Quantifying the impact of your three limiting factors:
1. Motor loss: Amperage more than doubles. Hence losses in the motor due to the internal resistance more than quadruples
(p=I^2*r; this would be a simplistic model of the motor, but seems quantitatively a reasonable approximation here). I don't know the Ohm value of the internal resistance of the 2709, but a reasonable guess is that internal resistance losses at 800W on the flats would be in the range 100-150W, and hence up the hill at 1600W losses would be 400-600W.
2. Voltage drop is 10V, a 14% decrease. This generates about 300W heat in the battery packs (so they get warm to the touch).

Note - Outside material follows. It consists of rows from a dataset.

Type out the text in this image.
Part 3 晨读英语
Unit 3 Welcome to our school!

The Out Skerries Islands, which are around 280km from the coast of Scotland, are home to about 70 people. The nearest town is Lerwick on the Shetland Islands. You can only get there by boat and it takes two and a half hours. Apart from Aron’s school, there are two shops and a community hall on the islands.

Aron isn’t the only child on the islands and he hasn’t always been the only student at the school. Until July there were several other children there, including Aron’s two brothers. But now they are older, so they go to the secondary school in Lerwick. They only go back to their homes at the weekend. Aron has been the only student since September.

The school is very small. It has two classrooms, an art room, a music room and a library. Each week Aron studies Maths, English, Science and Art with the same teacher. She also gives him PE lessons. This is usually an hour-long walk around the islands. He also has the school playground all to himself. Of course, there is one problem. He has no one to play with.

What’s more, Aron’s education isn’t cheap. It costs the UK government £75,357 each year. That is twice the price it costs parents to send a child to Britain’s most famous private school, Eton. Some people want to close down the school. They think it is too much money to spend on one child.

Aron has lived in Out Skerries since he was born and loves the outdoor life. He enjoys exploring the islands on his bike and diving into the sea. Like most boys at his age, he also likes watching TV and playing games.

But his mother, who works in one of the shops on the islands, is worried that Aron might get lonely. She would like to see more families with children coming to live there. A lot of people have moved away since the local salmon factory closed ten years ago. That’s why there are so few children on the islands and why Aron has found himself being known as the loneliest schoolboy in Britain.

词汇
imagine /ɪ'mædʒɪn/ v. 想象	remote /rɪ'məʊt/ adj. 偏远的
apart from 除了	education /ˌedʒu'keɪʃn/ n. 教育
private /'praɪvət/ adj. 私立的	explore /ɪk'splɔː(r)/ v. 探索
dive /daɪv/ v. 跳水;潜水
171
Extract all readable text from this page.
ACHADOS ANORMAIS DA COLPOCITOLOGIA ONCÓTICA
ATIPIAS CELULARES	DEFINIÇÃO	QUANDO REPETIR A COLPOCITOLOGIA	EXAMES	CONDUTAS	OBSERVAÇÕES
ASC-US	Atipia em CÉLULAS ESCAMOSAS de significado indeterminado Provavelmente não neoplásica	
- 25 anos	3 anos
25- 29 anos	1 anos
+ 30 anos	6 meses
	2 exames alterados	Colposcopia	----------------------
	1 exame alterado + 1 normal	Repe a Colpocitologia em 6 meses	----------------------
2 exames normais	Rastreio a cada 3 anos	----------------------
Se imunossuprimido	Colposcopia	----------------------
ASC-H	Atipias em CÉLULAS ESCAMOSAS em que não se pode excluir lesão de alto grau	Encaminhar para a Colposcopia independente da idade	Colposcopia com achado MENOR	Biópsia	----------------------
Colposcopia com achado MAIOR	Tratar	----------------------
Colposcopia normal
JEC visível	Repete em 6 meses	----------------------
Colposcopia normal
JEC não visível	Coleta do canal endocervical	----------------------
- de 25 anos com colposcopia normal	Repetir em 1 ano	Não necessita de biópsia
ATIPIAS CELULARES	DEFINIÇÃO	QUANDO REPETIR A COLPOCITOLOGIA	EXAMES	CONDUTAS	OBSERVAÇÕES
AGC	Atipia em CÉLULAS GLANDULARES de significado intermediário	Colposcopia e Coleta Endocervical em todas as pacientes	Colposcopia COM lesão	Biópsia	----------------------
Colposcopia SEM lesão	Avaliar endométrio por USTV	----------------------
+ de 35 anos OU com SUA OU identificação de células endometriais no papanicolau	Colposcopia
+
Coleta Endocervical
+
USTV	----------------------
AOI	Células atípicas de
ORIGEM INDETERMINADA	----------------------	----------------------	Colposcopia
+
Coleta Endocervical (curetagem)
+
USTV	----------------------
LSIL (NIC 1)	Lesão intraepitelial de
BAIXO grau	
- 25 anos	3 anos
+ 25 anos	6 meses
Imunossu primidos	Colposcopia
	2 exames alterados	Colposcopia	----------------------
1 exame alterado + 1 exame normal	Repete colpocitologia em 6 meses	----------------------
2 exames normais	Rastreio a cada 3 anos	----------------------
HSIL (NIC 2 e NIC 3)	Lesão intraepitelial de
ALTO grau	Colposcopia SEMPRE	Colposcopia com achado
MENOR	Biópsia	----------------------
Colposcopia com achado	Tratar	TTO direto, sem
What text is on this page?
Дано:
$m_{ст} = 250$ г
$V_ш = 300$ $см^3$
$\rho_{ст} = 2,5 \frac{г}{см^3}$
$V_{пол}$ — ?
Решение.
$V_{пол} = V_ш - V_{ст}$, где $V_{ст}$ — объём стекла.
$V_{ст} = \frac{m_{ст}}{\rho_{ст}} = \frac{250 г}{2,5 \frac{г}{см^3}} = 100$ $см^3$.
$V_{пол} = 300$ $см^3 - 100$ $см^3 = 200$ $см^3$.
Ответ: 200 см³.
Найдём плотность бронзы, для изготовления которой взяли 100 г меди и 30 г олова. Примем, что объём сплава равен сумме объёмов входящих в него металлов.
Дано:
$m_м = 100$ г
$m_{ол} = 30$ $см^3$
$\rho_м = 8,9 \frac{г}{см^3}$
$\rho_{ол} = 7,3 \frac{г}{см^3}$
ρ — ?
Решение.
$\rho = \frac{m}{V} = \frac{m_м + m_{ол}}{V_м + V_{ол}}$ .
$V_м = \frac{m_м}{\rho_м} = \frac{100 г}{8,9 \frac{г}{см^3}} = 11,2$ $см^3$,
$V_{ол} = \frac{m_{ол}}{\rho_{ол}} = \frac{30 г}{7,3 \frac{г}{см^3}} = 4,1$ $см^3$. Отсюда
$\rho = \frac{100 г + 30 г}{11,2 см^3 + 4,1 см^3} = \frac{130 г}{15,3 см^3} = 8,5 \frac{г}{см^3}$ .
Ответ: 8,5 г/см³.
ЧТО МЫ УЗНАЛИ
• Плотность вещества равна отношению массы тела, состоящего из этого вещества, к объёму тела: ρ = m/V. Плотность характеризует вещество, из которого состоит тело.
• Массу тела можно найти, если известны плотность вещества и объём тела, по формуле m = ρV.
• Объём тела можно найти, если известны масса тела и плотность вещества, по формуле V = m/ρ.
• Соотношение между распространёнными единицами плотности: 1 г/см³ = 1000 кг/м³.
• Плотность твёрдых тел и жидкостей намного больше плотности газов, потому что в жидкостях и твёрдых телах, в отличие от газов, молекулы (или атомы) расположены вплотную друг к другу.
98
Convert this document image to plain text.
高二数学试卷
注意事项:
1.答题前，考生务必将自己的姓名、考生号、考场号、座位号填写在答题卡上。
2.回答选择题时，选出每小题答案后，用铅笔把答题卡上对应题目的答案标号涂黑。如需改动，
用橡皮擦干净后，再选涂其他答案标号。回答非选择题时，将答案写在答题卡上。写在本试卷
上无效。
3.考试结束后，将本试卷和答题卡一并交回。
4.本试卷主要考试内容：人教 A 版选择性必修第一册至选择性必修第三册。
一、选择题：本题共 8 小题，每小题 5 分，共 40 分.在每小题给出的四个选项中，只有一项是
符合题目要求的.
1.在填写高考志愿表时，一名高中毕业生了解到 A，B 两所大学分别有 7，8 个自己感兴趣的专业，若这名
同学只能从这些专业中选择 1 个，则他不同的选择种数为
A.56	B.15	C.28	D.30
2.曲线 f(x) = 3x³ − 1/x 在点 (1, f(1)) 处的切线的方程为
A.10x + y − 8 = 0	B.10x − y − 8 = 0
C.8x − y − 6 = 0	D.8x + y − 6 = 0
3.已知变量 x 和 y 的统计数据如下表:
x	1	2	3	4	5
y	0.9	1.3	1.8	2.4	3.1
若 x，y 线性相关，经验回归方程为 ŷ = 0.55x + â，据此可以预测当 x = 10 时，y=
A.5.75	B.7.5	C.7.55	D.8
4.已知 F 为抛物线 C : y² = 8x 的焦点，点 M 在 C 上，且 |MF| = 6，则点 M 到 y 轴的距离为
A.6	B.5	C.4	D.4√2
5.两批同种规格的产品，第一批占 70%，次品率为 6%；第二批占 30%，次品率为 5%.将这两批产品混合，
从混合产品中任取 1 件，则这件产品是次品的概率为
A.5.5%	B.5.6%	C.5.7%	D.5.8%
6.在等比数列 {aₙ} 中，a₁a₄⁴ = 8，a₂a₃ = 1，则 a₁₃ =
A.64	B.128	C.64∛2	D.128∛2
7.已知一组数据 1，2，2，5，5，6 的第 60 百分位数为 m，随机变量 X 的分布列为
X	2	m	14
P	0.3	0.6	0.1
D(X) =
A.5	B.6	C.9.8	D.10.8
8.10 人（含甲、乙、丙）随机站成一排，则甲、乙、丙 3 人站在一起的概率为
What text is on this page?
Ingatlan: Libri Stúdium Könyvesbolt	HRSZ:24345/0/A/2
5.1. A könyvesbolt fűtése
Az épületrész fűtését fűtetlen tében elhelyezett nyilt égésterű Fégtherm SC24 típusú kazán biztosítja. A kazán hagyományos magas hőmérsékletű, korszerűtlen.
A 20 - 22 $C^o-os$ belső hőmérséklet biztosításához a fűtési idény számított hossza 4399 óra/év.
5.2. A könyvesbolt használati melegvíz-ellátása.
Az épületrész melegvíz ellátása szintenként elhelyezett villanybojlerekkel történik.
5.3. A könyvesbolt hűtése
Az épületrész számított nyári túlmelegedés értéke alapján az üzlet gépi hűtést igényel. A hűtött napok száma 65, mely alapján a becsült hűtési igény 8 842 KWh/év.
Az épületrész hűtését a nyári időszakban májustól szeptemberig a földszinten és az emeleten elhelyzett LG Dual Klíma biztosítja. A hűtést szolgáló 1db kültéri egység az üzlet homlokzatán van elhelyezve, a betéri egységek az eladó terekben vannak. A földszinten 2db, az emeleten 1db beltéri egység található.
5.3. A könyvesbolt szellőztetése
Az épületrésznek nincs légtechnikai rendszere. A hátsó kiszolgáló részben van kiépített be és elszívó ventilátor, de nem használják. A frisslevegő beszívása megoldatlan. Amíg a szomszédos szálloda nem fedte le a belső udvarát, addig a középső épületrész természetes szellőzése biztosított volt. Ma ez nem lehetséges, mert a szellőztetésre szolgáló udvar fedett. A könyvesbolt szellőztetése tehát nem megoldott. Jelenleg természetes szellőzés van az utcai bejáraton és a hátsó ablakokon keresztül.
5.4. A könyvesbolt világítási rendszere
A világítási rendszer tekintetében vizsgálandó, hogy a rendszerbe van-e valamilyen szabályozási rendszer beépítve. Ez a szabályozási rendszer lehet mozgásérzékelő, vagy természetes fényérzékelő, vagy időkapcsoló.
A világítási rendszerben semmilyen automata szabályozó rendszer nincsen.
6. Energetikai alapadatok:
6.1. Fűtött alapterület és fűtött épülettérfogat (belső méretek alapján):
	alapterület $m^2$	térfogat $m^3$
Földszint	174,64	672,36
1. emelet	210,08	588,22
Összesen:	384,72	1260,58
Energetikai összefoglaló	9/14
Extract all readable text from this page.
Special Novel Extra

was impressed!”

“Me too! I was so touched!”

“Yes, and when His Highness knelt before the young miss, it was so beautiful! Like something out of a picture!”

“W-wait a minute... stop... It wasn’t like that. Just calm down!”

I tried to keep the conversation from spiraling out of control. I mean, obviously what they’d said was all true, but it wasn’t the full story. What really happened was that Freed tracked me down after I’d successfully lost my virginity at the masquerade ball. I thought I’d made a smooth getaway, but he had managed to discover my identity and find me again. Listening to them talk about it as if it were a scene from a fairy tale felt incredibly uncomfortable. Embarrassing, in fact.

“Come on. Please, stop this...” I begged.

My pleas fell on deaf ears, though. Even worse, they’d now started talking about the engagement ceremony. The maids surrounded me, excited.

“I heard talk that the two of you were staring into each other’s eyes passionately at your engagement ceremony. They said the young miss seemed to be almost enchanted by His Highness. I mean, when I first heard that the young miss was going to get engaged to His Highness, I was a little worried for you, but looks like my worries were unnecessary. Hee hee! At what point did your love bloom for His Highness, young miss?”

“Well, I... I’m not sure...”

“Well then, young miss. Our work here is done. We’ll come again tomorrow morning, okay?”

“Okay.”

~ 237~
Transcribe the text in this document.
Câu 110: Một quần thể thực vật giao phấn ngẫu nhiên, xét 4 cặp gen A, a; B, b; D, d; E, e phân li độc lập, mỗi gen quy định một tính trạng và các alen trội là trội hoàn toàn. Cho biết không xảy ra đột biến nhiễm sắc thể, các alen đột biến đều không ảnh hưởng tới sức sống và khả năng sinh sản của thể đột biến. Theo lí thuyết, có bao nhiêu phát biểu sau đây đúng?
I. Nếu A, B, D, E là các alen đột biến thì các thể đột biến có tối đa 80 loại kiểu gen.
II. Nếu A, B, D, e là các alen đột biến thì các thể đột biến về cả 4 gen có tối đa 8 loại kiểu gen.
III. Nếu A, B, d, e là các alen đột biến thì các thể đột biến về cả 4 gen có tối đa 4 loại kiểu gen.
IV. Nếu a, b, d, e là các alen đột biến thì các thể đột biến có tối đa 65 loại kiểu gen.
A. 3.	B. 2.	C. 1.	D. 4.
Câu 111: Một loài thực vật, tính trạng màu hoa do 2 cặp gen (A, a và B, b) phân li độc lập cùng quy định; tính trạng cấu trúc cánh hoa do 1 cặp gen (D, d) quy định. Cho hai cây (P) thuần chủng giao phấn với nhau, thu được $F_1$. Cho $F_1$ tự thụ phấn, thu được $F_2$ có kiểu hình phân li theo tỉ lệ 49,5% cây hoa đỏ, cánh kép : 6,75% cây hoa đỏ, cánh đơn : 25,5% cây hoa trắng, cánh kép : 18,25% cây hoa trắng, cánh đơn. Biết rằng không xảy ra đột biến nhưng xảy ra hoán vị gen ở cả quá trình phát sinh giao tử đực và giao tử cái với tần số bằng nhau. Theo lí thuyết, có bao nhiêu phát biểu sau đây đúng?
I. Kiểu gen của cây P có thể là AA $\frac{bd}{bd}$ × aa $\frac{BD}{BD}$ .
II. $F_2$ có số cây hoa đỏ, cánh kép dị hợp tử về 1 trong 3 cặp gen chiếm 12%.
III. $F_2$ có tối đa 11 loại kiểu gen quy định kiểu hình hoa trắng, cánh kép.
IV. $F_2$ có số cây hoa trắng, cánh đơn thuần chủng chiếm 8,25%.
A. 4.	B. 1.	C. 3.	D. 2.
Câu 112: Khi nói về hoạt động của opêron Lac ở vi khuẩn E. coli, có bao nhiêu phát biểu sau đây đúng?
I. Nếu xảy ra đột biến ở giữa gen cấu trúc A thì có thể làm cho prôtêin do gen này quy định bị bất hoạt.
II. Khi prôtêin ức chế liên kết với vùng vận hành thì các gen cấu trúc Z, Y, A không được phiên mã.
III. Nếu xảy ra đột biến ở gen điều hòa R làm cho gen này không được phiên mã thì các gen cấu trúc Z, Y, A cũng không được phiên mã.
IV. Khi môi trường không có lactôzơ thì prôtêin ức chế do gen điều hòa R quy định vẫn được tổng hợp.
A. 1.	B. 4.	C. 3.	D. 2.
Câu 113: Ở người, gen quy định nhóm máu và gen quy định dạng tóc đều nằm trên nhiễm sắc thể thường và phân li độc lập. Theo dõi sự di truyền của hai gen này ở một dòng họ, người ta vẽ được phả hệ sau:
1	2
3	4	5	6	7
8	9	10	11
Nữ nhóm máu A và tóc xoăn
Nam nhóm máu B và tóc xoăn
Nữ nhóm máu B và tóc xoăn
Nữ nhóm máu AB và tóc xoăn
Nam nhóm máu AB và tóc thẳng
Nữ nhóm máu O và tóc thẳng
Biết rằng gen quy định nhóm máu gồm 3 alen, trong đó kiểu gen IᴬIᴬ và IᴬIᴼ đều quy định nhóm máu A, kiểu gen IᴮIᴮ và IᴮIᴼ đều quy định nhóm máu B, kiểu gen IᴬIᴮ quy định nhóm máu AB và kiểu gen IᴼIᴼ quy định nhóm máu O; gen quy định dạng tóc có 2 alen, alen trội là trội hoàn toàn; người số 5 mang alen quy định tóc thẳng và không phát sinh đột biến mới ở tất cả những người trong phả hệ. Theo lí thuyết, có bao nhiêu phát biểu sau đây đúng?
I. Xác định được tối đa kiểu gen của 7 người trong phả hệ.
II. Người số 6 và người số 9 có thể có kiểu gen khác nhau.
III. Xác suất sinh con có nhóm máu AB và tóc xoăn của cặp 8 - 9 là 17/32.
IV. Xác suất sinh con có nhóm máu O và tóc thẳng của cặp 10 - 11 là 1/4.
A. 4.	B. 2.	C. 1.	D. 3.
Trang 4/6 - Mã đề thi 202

3. My controller is 30A, and amperage up the hill is about 26A, so the controller shouldn't be limiting. I'm not sure if due to production variances it is limiting anyway. Haven't modified the current shunt to see if it makes any difference.
Bottom line is though that of the 1600 W the CA sees put into the motor, maybe 1000-1200W gets turned into useful mechanical work pushing the bike forward. Motor losses at 400-600W and battery losses at 300W are not insignificant.
To improve performance uphill, one could get a stronger motor, better battery pack, or higher current controller if it is current limiting. Which makes most sense would depend on the particular setup and what part is the weakest link in it.